If you look closely, you'll see that the water is swimming with particles of algae — genetically modified algae that could convert atmospheric carbon dioxide into ‘petroleum-replica fuel molecules’. This algae seemed like the perfect solution to the world’s needs, replacing fossil fuels without releasing any extra greenhouse gases, and superior to biofuels that required significant processing to work in most vehicles.
The scientific community, however, found it frustratingly difficult to work out how to keep the algae growing reliably and at scale. As with much of the science of the time, advances were made in a haphazard, trial-and-error manner; researchers were faced with frequent die-offs, competing natural strains, inadequate computing resources, and viruses, not to mention considerable public opposition.
After all, these algae had to grow somewhere. With characteristic early 21st-century naïveté, most thought that high-tech energy production would be confined to glass and steel-walled facilities, out of sight and out of mind. Some specialised algae strains — the ones that were usually shown on TV — were indeed housed in bioreactors in advanced labs. The majority, however, were kept in thousands of square kilometres of ponds situated close to carbon dioxide sources like coal plants. Ponds full of increasingly expensive and scarce water.
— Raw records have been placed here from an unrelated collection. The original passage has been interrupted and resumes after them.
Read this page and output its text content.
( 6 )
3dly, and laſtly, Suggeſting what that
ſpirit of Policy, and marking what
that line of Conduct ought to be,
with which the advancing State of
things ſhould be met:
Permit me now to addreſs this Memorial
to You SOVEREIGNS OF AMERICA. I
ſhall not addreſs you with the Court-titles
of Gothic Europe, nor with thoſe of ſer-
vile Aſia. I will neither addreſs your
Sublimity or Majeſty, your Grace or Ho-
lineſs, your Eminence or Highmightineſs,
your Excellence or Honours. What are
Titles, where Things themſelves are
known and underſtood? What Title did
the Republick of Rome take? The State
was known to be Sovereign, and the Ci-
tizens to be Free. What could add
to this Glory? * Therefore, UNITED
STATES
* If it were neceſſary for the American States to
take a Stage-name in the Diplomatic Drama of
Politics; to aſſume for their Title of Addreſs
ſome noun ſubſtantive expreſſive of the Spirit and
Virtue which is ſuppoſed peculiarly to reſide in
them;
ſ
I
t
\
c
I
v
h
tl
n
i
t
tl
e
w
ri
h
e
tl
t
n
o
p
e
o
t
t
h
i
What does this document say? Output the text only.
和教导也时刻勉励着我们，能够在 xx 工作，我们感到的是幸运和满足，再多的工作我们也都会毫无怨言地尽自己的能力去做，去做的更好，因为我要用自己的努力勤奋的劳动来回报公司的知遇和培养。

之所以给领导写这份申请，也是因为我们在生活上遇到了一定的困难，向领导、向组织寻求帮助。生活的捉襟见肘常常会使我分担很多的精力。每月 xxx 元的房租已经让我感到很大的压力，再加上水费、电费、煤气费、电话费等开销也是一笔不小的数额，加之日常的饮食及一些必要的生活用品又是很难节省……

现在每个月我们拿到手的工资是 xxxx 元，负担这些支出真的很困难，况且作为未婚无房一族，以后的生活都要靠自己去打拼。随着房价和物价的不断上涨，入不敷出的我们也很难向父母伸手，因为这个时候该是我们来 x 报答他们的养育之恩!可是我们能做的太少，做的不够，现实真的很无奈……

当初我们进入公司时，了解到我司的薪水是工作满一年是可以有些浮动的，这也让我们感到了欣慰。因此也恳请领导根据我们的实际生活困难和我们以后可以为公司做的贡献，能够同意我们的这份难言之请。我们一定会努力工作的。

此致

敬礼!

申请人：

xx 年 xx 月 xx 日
At the same time, algal oil struggled to compete with more reliable sources of energy such as natural gas. What ultimately saved it from obscurity was not a single person or company or government; it was a community. The cost of 'synthetic biology' and biofabs was plummeting, putting the ability to genetically engineer organisms into the hands of thousands of curious experimenters. Algal oil production held a strong appeal due to its real-world applications and the challenge of tailoring strains specific to particular environments around the globe.
The first breakthrough came from a collaboration in 2024 between a retired professor in Nairobi and a team of undergraduates at the University of Guelph in Canada. Their new ‘adjusted’ strain used an ingenious cocktail of enzymes lifted from bacteria to increase their resistance to environmental shocks while also keeping growth and oil production high. It still wasn't quite hardy enough to be used outside, but subsequent tweaks to suit local conditions pushed its efficiency over the edge and into commercial viability. Biofab historian Kate Spader explains the consequences of this breakthrough:
"Adjusted algae became competitive with traditional modes of oil extraction surprisingly quickly. Yes, countries such as Saudi Arabia were still pumping out millions of barrels per day, but adjusted algae allowed companies and countries — and even cities and towns and households — to produce oil to their own specifications. Transportation costs and price instability were slashed, and the competition was fierce, favouring the water-rich global north in particular."
Along with the traditional oil extracting states, the 'algal boom' also harmed the fortunes of global energy companies such as Shell and BP. While you might not have been able to tell from their PR campaigns, their profits still largely came from oil. A few farsighted energy companies rode the boom by investing in biofab startups and algal infrastructure, but adapting to the new world of decentralised research and power generation proved too much of a shock for most of the oil majors. The introduction of the global carbon tax in 2025 was the beginning of the end.
"The Stone Age did not end for lack of stone, and the Oil Age will end long before the world runs out of oil." So said Sheikh Zaki Yamani of Saudi Arabia in the 1970s. With adjusted algae, the world will never run out of oil — but oil-producing countries did run out of money.